The Greek dramatist of the best age, as we read on unquestionable authority, was wont to produce his tragedies in sets of three together—in trilogies; the addition to such a set of a comic—a so-called satyric play—completed a tetralogy, a combination of four arguments. It is much if we have in the Cyclops of Euripides a single example of a satyric drama. Among the numerous tragedies that have survived, with the exception of the Oresteia of Aeschylus, consisting of the three tragedies, Agamemnon, the Choephori, the Eumenides, not a single certified trilogy has come down to us complete. The satyric drama that belonged to this was entitled Proteus, but the name only has been preserved. Its argument and bearing on the original artistic whole are too absolutely matters of conjecture not to remain matters of ardent dispute. The Seven against Thebes of Aeschylus is a single play remaining out of a tetralogy of which the titles are preserved:—Laius, Oedipus, Seven against Thebes, Sphinx; titles from which it is clear that the subjects of this set—the Oedipodeia—followed on in sequence and connection as intimate as the preserved tragedies of the Oresteia. Such may also easily have been the case between a pair of dramas, the Edonae and Bassarides, which are recorded as pertaining to the trilogy of the Lycurgeia; and a Prometheus Unbound supplied originally the proper sequel of the Prometheus Bound that is preserved. Nor is such sequence absent virtually from the tetralogy of the Persica to which the preserved play of the Persae belongs, comprising in order; Phineus, Persae, Glaucus Potnieus, Prometheus purphoros, though it is effected in a manner abnormal and recondite.
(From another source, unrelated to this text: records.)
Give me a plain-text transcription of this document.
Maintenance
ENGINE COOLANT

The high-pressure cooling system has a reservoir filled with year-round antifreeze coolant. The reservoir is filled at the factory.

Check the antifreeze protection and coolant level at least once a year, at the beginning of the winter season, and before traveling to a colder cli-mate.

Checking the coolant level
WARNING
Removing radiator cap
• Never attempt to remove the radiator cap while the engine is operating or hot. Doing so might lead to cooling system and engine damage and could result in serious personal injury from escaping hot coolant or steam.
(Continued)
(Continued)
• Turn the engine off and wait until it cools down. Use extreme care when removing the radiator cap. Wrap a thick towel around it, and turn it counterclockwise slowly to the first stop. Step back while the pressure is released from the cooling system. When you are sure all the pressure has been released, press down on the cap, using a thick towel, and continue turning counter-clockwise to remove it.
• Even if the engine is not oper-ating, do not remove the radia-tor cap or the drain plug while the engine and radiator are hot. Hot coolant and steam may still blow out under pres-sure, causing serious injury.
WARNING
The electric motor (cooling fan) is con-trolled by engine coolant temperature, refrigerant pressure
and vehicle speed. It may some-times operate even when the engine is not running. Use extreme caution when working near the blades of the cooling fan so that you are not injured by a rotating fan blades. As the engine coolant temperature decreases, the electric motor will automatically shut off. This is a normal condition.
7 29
In my Age of Pericles I have set forth in detail the reference of the three successive tragic dramas to the great victories of Artemisium, Salamis and Plataea, and of the concluding satyric play to the sequel of those victories in the restoration of civil life and the arts of culture. The action of the Persae however, alone, is on proper historical basis; the other combined subjects become significant and are justified in their relation to it, on the strength of accepted poetical and mythical associations.